Sexto. Las consideraciones desarrolladas hasta aquí terminan todas convergiendo. Al hablar de imperio hay que entender esencialmente una idea espiritual y por lo tanto también supraterritorial, una idea, cuyo plano sea sin más diferente del que es propio del concepto y del derecho de la nación. La base del imperio es un determinado tipo humano, plasmado por una cultura común. Por lo tanto este tipo está presente y es dominador allí donde el imperio está presente, por encima de toda frontera y las diferentes naciones se encontrarán comprendidas en una unidad supraterritorial.

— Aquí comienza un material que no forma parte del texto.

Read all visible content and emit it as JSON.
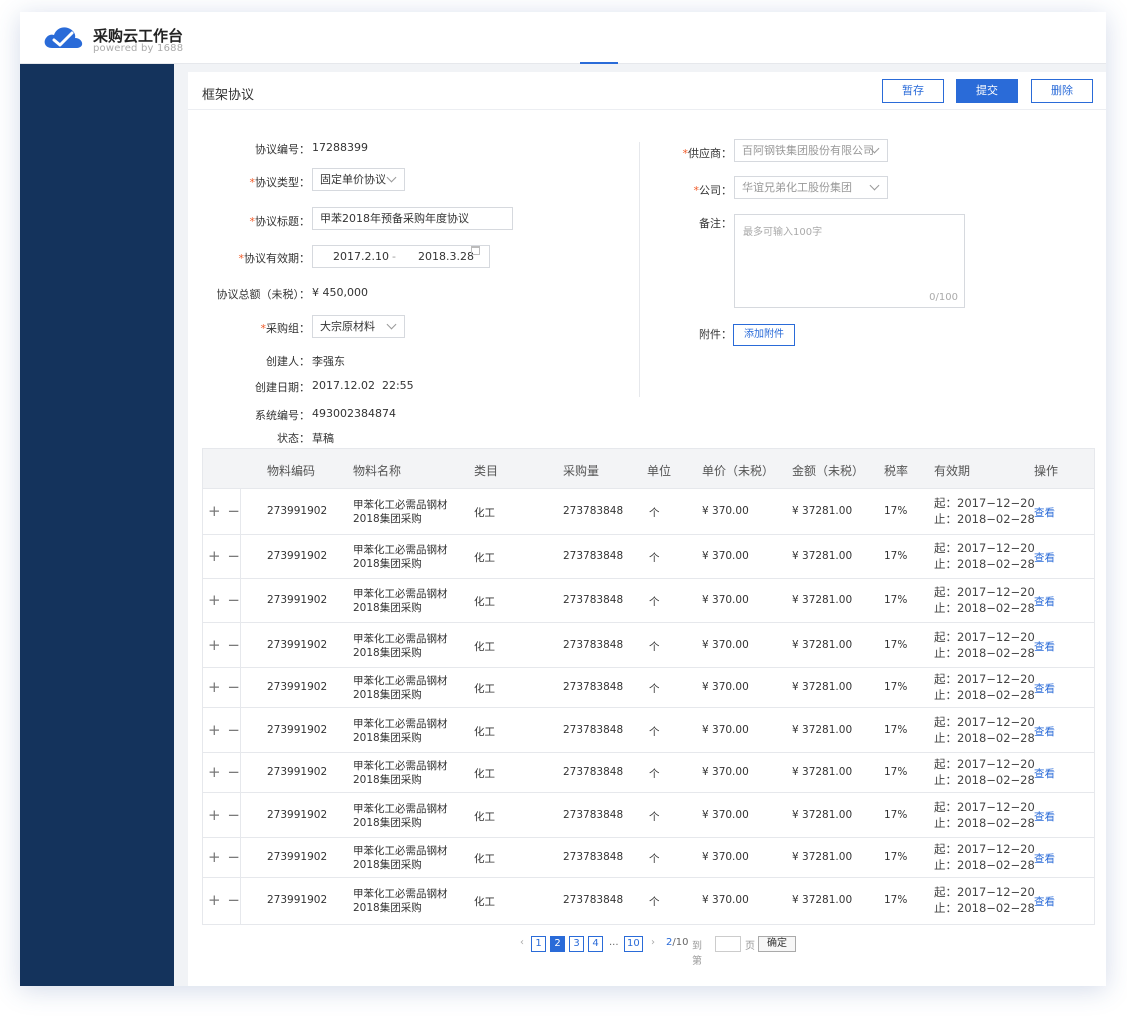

Estudiando tales condiciones se encuentra la piedra de toque para penetrar en el verdadero significado de las revoluciones nacionales. Existe en efecto una idea naturalista y una idea espiritual de nación. La primera no es sino una criatura moderna derivada de la revolución francesa –la Nation!– y representa un preludio del bolchevismo en su tendencialidad decididamente demagógica y colectivista. La segunda es la verdadera base de la reconstrucción antimarxista. Lo que mejor distingue a ambas ideas es la distinta relación que existe entre espíritu y nación, que les resulta propia. O es una idea y una tradición lo que determina la esencia de la nación, o es verdadero lo contrario, en el sentido de una formación y de una condicionalidad de lo bajo hacia lo alto, en modo tal que no es el valor superior de ciertos principios lo que define el de una nación, sino el simple hecho de ser nación es el valor supremo de verdad y de justicia para cada principio y, en general para una determinada civilización. El segundo caso es el de una nación comprendida como cerrada unidad colectivista y, al mismo tiempo particularista; en este caso serán mitos y no una espiritualidad verdadera su última instancia. El primer caso remite en vez a una unidad ética, política y social en la cual son satisfechas todas las condiciones internas para un antibolchevismo positivo: es la nación, cuya fuerza se encuentra en la verdad y en el espíritu, en la personalidad y en la tradición, como formación desde lo alto. Ahora bien, en una tal nación las vías hacia lo alto se encuentran abiertas. La pertenencia a la misma no excluye la pertenencia a una superior unidad de acuerdo al espíritu, en vez que de acuerdo a la sangre y el territorio. Procediendo su jerarquía interna de lo particular hacia lo universal, resulta evidente que los ápices jerárquicos de las diferentes naciones se tocarán en un espacio espiritual en el cual deberá tomar forma y vida el concepto supranacional de imperio.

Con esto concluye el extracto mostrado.